Annie: So a simple swap was we just started buying bottles of wine and a bottle of wine for my husband and I is about two glasses each when it's gone, it's gone and trained. Traci Mann actually talked about this in our podcast with her about the small obstacle, like make something, put it in a position, make a small obstacle to whatever you're trying to do. So it's a little bit difficult or a little bit more difficult than it would be otherwise. In my case, the wine was just too accessible. So making it less accessible made the habit harder to implement.
Lauren: Yeah. I think a key when you're thinking about environment in the habit context is to think about, if you are trying to change a habit that you don't want to be doing, just make it a little bit harder to engage in that behavior. And if you are trying to create a new, healthier habit, you want to make it as easy as possible to engage in that behavior.
Jen: So I keep, I don't actually keep wiring in the house as much anymore and, but
when I do have one in the house, I have it in a high cupboard. Same as I keep our treats in a high cupboard, but I have my tea in a low eye level cupboard. And because the habit I want to have is when I'm feeling like something in the evening, I just make myself some te, and so yeah, I just keep the tea really accessible right there. Yeah. So the other thing I wanted to mention around environment is just sort of on a grander scale is Canada used to not have alcohol in, like, grocery stores and places. It was really only accessible. You'd have to go to a liquor store, like a special store that only served alcohol. And when I moved to New Zealand in 2010, New Zealand has alcohol in their grocery stores.
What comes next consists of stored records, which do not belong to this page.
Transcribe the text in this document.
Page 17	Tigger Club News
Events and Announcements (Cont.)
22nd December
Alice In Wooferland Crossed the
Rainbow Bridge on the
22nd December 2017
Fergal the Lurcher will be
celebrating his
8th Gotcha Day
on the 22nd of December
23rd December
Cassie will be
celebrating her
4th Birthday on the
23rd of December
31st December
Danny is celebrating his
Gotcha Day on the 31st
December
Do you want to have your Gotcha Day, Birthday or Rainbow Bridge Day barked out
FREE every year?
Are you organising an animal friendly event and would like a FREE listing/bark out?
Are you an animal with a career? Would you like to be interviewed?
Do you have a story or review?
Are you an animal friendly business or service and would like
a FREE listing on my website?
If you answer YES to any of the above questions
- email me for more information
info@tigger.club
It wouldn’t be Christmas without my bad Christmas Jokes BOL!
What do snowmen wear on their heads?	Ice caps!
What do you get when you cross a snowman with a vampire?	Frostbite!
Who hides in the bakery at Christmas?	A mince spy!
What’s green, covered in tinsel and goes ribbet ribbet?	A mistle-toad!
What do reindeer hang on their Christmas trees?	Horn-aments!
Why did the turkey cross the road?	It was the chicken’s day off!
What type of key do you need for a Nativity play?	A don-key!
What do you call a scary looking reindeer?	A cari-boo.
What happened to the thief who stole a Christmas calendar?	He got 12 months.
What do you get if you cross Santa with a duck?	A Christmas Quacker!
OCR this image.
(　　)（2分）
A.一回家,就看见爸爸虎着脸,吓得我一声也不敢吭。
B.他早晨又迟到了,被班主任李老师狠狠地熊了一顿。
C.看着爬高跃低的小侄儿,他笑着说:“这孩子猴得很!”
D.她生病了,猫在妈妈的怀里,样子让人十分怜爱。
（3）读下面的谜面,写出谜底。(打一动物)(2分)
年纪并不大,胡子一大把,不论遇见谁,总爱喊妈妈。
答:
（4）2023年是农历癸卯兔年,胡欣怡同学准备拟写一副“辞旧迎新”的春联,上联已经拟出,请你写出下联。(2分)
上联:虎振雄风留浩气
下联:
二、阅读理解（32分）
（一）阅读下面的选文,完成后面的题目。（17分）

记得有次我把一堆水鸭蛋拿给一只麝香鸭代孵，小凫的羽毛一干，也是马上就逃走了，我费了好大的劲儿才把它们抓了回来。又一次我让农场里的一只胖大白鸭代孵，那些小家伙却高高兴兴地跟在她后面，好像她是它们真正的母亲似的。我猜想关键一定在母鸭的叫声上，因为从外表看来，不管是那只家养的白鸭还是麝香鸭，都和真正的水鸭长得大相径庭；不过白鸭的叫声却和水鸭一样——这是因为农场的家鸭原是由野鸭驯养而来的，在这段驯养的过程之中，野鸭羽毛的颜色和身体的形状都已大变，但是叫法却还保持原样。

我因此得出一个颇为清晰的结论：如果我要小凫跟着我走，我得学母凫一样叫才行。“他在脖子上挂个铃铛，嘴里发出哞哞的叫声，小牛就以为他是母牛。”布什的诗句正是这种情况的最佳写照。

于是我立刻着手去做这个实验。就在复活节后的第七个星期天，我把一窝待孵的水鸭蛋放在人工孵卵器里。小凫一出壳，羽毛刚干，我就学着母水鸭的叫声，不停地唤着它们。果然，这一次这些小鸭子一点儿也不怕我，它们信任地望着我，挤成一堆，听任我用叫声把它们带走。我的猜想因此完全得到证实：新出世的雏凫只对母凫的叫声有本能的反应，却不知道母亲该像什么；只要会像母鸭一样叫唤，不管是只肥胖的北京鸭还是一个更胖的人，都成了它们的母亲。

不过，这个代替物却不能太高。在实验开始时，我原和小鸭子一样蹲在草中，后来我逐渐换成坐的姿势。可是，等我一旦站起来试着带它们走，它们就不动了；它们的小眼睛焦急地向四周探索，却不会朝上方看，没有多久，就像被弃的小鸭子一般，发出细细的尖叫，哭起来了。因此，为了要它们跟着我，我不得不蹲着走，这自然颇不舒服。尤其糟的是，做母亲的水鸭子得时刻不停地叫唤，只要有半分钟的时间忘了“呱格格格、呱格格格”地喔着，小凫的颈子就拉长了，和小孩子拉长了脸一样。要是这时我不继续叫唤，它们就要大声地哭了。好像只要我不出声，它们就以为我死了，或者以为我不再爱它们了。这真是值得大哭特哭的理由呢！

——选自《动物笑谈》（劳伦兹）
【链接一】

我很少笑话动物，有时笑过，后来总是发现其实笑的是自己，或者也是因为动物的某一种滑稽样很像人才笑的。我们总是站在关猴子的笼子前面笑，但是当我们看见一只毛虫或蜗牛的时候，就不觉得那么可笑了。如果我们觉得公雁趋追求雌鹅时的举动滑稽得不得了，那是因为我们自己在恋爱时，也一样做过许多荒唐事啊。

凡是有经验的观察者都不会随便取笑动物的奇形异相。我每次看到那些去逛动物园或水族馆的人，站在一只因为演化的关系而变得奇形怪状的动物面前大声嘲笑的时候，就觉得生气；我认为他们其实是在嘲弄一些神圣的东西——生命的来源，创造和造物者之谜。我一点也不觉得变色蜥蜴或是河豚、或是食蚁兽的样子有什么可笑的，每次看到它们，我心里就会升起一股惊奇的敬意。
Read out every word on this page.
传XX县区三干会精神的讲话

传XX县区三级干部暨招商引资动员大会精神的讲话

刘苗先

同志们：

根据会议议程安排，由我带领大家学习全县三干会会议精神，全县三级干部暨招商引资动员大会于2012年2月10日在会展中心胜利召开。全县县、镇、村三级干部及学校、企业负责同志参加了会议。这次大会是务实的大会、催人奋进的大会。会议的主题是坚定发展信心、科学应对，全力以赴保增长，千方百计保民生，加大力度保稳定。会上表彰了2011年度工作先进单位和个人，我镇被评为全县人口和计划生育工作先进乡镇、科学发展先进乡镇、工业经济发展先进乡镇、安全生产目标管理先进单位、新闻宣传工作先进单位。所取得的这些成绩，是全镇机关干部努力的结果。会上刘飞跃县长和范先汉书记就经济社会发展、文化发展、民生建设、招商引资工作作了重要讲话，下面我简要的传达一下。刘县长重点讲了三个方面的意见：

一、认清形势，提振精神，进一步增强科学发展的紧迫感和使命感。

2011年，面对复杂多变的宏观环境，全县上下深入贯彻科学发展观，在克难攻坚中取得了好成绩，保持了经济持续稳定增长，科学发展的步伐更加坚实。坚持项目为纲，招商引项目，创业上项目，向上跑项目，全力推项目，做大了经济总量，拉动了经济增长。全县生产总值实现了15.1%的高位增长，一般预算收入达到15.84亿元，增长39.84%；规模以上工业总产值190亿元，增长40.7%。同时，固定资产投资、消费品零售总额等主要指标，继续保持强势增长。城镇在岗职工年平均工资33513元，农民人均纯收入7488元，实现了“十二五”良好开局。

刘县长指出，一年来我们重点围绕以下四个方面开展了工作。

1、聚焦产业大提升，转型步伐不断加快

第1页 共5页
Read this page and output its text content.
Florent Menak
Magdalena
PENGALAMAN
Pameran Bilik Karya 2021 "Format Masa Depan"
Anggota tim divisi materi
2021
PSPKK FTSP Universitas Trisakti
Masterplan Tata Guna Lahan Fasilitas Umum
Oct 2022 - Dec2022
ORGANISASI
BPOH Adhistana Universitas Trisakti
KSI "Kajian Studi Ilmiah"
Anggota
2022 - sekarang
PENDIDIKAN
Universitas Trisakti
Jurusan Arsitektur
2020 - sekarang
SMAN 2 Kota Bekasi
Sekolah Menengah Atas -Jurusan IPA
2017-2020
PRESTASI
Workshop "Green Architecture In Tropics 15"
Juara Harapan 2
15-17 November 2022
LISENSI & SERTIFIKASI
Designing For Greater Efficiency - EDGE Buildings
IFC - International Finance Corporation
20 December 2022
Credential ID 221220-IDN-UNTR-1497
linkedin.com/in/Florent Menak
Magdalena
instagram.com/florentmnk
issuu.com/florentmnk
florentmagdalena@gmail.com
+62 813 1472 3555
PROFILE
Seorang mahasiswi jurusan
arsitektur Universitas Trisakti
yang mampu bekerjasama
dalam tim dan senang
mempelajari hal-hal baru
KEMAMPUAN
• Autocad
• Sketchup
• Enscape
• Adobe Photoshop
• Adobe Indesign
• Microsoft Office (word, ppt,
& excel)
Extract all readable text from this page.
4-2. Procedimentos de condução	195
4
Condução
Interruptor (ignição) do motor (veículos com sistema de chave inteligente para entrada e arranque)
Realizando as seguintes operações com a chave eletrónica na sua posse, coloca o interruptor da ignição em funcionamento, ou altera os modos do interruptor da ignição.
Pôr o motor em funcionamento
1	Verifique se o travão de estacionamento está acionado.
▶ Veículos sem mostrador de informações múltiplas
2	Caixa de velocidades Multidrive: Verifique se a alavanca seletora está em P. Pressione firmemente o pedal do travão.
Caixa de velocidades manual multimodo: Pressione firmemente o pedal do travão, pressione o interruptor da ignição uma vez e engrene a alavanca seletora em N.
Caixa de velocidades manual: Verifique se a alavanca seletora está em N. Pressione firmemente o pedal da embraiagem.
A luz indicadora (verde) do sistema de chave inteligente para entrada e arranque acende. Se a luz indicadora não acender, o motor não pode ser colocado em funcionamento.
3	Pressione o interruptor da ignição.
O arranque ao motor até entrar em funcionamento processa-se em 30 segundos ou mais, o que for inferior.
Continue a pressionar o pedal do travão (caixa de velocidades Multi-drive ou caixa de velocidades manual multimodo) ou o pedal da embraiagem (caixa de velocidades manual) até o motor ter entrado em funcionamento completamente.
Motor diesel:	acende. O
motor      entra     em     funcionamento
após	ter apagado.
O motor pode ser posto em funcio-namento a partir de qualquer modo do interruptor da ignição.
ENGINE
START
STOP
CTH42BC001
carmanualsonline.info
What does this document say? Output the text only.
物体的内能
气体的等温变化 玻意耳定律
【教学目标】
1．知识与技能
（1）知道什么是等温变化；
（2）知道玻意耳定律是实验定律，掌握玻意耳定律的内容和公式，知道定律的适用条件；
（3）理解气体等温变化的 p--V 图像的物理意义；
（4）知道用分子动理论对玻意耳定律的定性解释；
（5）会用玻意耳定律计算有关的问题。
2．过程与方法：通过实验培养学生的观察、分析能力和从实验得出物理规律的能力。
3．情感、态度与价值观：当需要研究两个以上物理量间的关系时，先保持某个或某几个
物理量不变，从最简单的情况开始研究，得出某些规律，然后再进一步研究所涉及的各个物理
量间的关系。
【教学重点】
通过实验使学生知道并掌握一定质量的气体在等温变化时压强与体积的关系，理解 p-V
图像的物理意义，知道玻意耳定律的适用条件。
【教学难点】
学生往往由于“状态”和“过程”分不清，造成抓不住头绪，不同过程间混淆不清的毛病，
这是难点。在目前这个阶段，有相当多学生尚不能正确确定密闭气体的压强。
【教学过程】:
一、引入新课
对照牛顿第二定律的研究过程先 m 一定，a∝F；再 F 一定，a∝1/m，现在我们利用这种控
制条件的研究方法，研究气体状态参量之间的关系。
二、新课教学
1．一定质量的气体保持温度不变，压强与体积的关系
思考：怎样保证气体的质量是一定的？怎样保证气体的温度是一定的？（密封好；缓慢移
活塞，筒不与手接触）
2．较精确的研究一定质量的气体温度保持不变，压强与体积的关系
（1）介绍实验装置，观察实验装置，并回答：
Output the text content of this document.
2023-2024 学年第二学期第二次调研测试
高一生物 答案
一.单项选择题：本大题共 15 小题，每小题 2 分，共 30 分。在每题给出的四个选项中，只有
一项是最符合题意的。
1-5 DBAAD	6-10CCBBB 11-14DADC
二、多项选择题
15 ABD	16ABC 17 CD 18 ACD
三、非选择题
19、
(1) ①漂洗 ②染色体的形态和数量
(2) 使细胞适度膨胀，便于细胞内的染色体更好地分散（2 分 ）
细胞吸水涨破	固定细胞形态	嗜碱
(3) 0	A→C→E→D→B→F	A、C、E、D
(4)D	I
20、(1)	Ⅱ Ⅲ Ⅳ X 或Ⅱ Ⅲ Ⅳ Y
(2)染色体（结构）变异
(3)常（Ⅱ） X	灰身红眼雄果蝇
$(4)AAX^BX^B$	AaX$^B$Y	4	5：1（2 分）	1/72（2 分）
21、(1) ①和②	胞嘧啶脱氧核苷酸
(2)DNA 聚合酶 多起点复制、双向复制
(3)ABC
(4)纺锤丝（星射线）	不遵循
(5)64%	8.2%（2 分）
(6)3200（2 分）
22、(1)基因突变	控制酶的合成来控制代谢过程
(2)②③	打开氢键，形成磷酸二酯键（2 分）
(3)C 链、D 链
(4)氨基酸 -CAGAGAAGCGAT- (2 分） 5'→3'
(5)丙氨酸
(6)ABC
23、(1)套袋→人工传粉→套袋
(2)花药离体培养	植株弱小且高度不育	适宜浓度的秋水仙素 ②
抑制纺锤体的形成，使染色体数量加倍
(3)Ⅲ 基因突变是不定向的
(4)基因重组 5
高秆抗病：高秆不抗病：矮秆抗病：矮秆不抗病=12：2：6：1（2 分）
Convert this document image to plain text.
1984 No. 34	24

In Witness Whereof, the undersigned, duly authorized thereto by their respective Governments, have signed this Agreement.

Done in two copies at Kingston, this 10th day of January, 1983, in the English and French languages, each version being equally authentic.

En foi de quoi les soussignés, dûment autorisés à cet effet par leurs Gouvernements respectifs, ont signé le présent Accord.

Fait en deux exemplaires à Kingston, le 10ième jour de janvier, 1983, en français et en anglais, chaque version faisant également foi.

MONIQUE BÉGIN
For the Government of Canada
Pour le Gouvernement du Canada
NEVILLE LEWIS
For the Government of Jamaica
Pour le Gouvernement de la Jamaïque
Jen: And I walked, I remember into a grocery store and seeing an aisle of wine and being like, "What?" and just from there, it was just so easy to buy. And then they have like their bargain bin wine that was like $6 a bottle. And so that's another time in my life. I remember when my consumption increased because it was just so accessible to me. Suddenly it wasn't like you have to make a special trip to a special store to get alcohol. Anyways, things have changed in Canada and it's now, now you can get alcohol in many grocery stores, which I know isn't kind of new for us. I know it's not new for you guys. I think when I go to you, you can get it in the gas station, it's just like, you know. And so it's just recognizing that, and we talked about this with Traci Mann, I think it was Traci Mann. Yeah, we talked about this with Dr Mann as well around treats, right? Like you can go to staples or an office depot and there's chocolate bars at the checkout. They're like, you start noticing that all of these foods that people actually struggle with moderating, they're sort of, they're in our environment everywhere, right? Like you don't go to Office Depot and have apples and oranges at the checkout, right? You have, you know, these processed foods. I don't want to demonize any foods, so I don't want anyone to thinking that's what I'm doing. But you know, it's chocolate bars and bags of chips and you know, things that keep for a long time. But so alcohol is kind of the same thing. I think if you are struggling with your alcohol intake, it's just something to take note of.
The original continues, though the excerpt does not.